In 2004 the Ohio Restoration Project asked hundreds of conservative pastors to conduct voter registration drives within their churches and encourage congregants to go to the polls to support an amendment to the state constitution banning same-sex marriage. Restoration Project organizers knew that most of these church members would also cast ballots for President George W. Bush. Organizers of the Ohio group were publicly gleeful at their perceived success.

“It’s time for the church to get a spinal column,” pastor Russell Johnson of the Ohio Restoration Project said to one congregation. Johnson said he wanted to push the “seculars and jihadists . . . into the dustbin of history.”

The Ohio group’s efforts have inspired conservative pastors in other states. Ohio Restoration Project leaders have made numerous appearances at pastors’ policy briefings in Texas and Florida. Ohio pastor Rod Parsley calls efforts to mobilize Christian conservative voters a “revolutionary movement” and criticizes pastors who “avoid confrontation by dwelling in the devil’s demilitarized zone inside their church walls.”

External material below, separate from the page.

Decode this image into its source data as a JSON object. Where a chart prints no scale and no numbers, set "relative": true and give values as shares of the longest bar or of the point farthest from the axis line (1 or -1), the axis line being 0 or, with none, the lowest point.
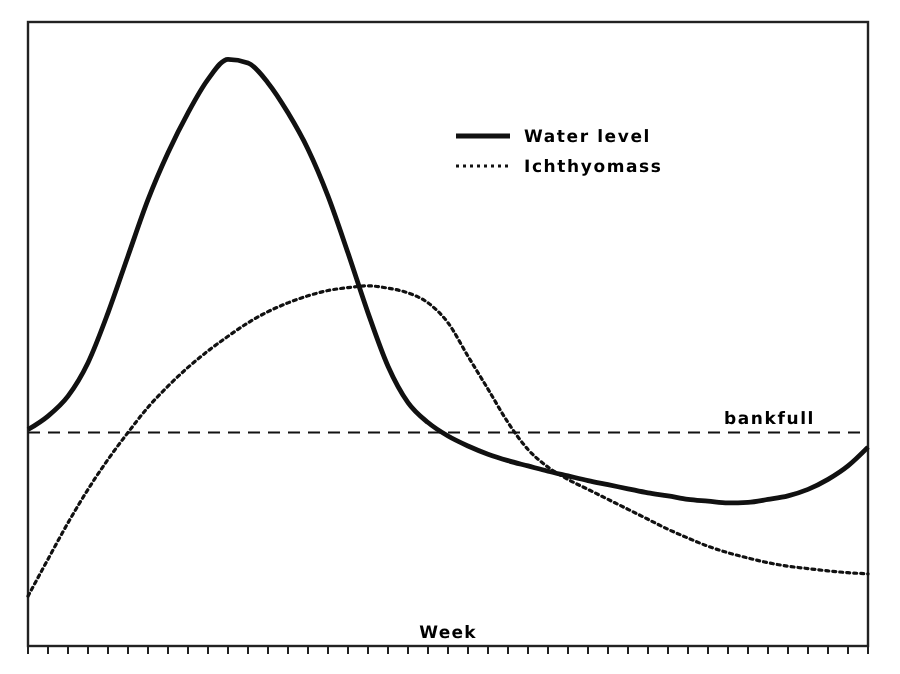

This networking between state groups hints at another key shift. The high level of political sophistication employed by the various Restoration Projects, including the funding for their work, is without precedent when it comes to organizing people of faith for electoral purposes. For the Texas group, money apparently has been no object: there were six pastors’ policy briefings in 2005, including overnight stays at the posh Austin Hilton at no charge for hundreds of pastors. Texas Restoration Project leaders have repeatedly refused to say who is footing the bill.

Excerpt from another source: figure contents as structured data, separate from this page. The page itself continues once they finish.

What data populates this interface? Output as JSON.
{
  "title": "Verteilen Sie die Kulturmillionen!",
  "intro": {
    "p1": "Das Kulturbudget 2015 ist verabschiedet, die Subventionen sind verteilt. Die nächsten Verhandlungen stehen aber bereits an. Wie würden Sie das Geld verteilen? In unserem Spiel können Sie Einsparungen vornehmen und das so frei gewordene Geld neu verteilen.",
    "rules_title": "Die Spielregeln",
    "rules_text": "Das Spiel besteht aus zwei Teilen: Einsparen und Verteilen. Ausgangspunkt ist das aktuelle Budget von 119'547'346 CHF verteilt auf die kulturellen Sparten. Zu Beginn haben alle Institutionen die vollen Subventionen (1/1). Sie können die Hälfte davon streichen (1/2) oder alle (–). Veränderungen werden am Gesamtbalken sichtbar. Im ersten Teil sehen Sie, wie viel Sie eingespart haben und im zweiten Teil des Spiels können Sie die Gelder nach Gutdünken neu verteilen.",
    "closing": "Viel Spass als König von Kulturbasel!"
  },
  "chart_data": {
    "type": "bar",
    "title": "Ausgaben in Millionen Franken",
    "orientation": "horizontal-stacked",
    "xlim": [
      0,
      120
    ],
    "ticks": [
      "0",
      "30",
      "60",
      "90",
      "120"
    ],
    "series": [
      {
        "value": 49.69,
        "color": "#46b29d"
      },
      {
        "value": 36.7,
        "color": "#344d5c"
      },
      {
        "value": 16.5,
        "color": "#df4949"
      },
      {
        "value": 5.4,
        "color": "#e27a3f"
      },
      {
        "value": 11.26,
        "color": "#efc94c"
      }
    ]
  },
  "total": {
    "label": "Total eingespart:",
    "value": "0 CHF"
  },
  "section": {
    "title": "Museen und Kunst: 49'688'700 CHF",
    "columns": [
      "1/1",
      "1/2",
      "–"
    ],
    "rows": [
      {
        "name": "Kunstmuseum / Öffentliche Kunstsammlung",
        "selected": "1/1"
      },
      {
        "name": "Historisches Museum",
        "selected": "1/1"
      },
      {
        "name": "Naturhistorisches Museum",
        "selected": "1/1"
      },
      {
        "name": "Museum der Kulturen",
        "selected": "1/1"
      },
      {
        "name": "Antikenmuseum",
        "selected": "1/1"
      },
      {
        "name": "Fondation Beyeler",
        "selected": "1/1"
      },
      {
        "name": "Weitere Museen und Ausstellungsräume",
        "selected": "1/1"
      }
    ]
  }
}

The briefings feature boisterous preachers, choir members and politicians and combine the trappings of religious revivals with partisan campaign rallies. They include emotional appeals to support traditional values and oppose perceived threats to those values. Last year, leaders encouraged pastors to register 300,000 new Texas voters during planned statewide “Citizen Sunday” events at their churches. The ostensible goal was to register churchgoers and get them to the polls to support a state constitutional amendment banning same-sex marriage. (Voters overwhelmingly approved the amendment.) But there were other clear beneficiaries of this effort, most obviously Governor Perry.

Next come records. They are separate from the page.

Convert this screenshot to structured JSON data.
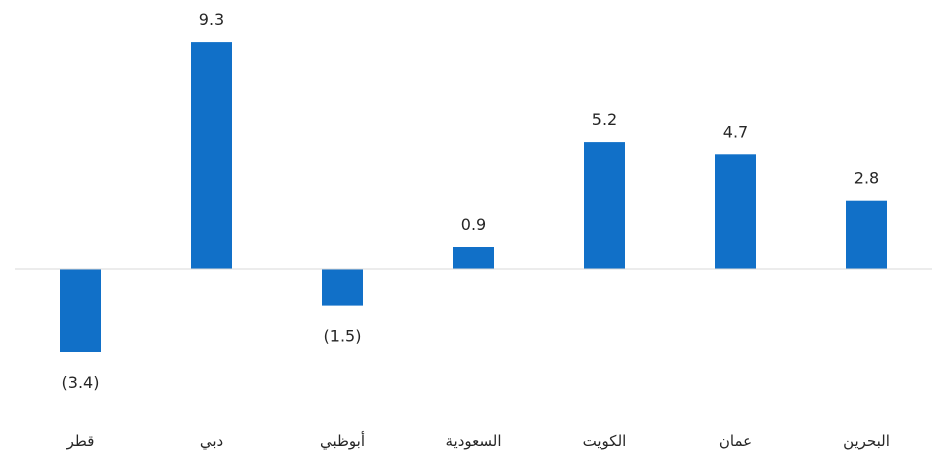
{
  "chart_data": {
    "type": "bar",
    "title": "",
    "xlabel": "",
    "ylabel": "",
    "categories": [
      "قطر",
      "دبي",
      "أبوظبي",
      "السعودية",
      "الكويت",
      "عمان",
      "البحرين"
    ],
    "values": [
      -3.4,
      9.3,
      -1.5,
      0.9,
      5.2,
      4.7,
      2.8
    ],
    "value_labels": [
      "(3.4)",
      "9.3",
      "(1.5)",
      "0.9",
      "5.2",
      "4.7",
      "2.8"
    ],
    "ylim": [
      -3.4,
      9.3
    ],
    "grid": false,
    "legend": "none",
    "colors": {
      "bar": "#1170c8",
      "axis": "#d9d9d9",
      "text": "#262626"
    }
  }
}
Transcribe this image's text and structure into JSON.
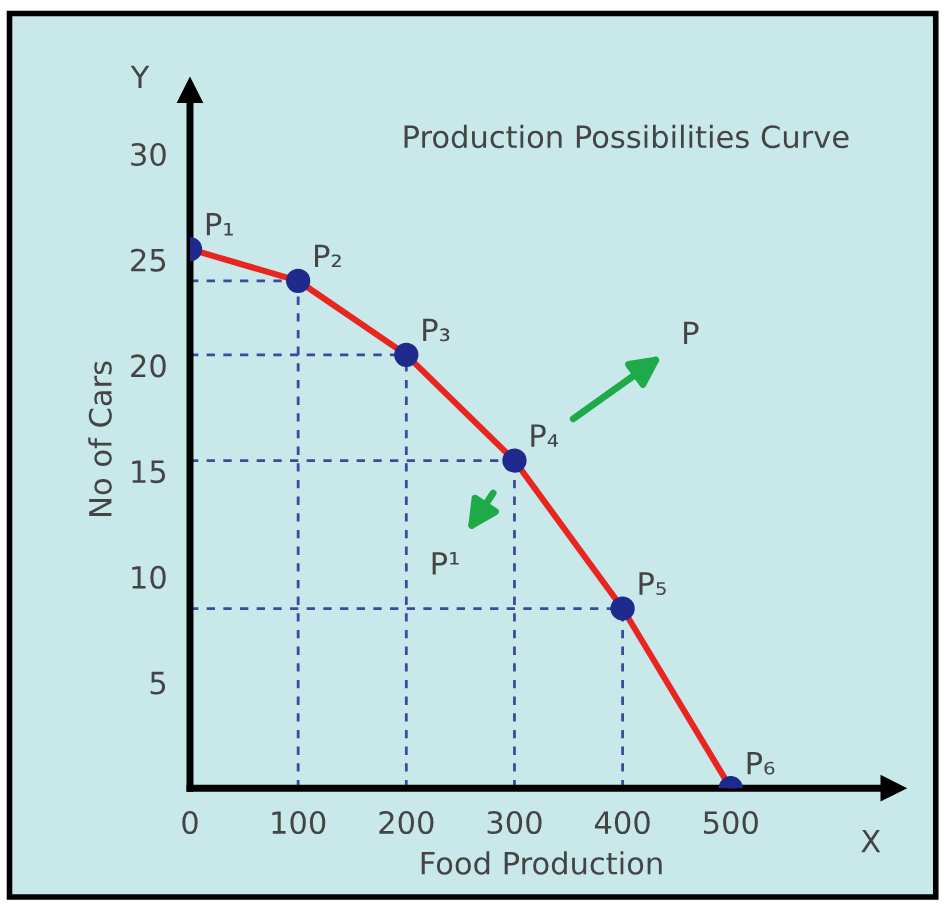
{
  "chart_data": {
    "type": "line",
    "title": "Production Possibilities Curve",
    "xlabel": "Food Production",
    "ylabel": "No of Cars",
    "x": [
      0,
      100,
      200,
      300,
      400,
      500
    ],
    "series": [
      {
        "color": "#e8251f",
        "colors": [
          "#1f2a8c",
          "#1f2a8c",
          "#1f2a8c",
          "#1f2a8c",
          "#1f2a8c",
          "#1f2a8c"
        ],
        "values": [
          25.5,
          24,
          20.5,
          15.5,
          8.5,
          0
        ],
        "marker": "circle"
      }
    ],
    "annotations": [
      {
        "text": "P₁",
        "x": 0,
        "y": 25.5
      },
      {
        "text": "P₂",
        "x": 100,
        "y": 24
      },
      {
        "text": "P₃",
        "x": 200,
        "y": 20.5
      },
      {
        "text": "P₄",
        "x": 300,
        "y": 15.5
      },
      {
        "text": "P₅",
        "x": 400,
        "y": 8.5
      },
      {
        "text": "P₆",
        "x": 500,
        "y": 0
      },
      "P",
      "P¹",
      "X",
      "Y"
    ],
    "xlim": [
      0,
      650
    ],
    "ylim": [
      0,
      33
    ],
    "xticks": [
      0,
      100,
      200,
      300,
      400,
      500
    ],
    "yticks": [
      5,
      10,
      15,
      20,
      25,
      30
    ],
    "grid": false,
    "legend": false
  }
}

The conservative Republican incumbent, who could face as many as four challengers on a fractured November general election ballot, spoke at each of the Texas pastors’ briefings in 2005. Members of his staff and other Republican operatives joined him, all singing the governor’s praises. In addition, the vast mailing list compiled through these briefings has apparently been shared with the governor’s campaign office. The campaign mailed holiday cards to briefing attendees shortly before Christmas.

Aides to Perry deny that his campaign is tied to the Texas Restoration Project or its leaders. But those aides have acknowledged that passing the constitutional ban on same-sex marriage was key to the governor’s reelection efforts.

Although Restoration Project leaders claim that they will not endorse a candidate, Perry has been the sole gubernatorial candidate to speak at the Texas briefings. Similarly, Kenneth Blackwell, Ohio’s Republican secretary of state and a gubernatorial candidate, has been a familiar face at his state’s Restoration Project events.

The Texas Faith Network and other religious-liberty groups worry that the Restoration Project is encouraging pastors to cross the line that properly separates preaching from politicking. Last fall the Texas Faith Network’s parent organization, the Texas Freedom Network, asked authorities to investigate whether the Restoration Project is abiding by the state’s election laws. A pastors group in Ohio has asked the Internal Revenue Service to consider whether two churches associated with the Ohio Restoration Project have improperly coordinated with Blackwell’s campaign.

Rulings on these complaints are pending. Ultimately the only real check on politicking in churches may well be the men and women who stand in the pulpits.